One of the first rules of Web usability is, “keep it simple.”
If you make users puzzle over how to find the information they want, you are more likely to frustrate them than impress them with your creative talent. Link labels should be simple and declarative. Don’t hide vital information behind obscure references or metaphors. First and foremost, allow your users to get quickly the information they want.
And for gosh sake — if you want to sell somebody something, don’t make them guess.
With that in mind, check out the online media kit for Boston.com.
Sure, it’s snazzy. I love good Flash as much as the next Web geek. But if all I’m after is banner rates, do I really want to sit through this?
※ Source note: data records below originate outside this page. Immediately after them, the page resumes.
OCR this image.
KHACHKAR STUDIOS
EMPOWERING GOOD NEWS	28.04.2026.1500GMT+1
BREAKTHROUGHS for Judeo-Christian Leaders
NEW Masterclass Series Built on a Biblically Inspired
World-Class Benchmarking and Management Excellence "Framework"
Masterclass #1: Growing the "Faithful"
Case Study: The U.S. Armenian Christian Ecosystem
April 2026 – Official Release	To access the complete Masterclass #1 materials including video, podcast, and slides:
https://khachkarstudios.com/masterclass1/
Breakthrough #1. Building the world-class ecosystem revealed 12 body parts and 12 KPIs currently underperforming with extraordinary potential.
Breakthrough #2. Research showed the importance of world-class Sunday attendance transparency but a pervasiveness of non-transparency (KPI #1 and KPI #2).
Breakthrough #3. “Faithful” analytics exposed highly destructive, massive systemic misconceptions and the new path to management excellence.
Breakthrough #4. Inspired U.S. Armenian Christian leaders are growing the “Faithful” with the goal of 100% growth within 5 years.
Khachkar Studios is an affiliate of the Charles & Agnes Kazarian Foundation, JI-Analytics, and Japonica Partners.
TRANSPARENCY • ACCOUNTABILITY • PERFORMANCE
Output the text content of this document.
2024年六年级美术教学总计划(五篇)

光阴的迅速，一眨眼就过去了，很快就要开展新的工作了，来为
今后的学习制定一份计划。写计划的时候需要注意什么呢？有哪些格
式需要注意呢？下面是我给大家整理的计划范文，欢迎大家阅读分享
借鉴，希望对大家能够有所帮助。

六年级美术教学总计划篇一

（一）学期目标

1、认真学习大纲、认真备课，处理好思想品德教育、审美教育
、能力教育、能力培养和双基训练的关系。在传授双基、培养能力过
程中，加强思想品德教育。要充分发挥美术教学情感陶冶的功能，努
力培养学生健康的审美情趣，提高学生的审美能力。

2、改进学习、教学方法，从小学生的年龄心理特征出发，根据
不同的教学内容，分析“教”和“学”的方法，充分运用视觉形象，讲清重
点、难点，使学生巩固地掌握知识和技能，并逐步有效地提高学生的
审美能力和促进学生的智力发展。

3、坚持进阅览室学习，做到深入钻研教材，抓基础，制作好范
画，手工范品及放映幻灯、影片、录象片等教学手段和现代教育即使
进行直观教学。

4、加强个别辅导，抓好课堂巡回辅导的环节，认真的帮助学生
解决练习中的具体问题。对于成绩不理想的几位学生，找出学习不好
Once it downloads, it takes a second or two to figure out that you can’t just click anywhere to go some place (the obvious answer … like, “just take me to the next page where there is real information, please,”) you have to mouse over specific, subtly highlighted areas of the picture. At least, they labeled the boxes, but what’s the metaphor here? Why is a certain box in one spot of the picture and not another? How can I quickly recognize I want this box for rates and another for ad specs (not that those common advertiser questions are easy to get to)? And if I’m a neophyte advertiser, and many are, I’m not going to know what “behavioral” means, so why should I click on that box? OK, now I’m frustrated (I’m pretending to be an advertiser here). I just want to contact somebody to ask my questions. Cool, here’s a link to “e-mail.” I can e-mail somebody. Click. Oh, no. This isn’t an e-mail link. It’s some more Flash telling me about Sandy and how she likes to shop for clothes. Drat. Maybe I’ll go to Google AdWords after all …
How is any of this helping advertisers quickly get the information they need so they can make buying decisions? The tag line of Boston.com advertising is “Find Your Focus.” Ironic, isn’t it?
Lesson: Don’t let your Flash guru build your media kit.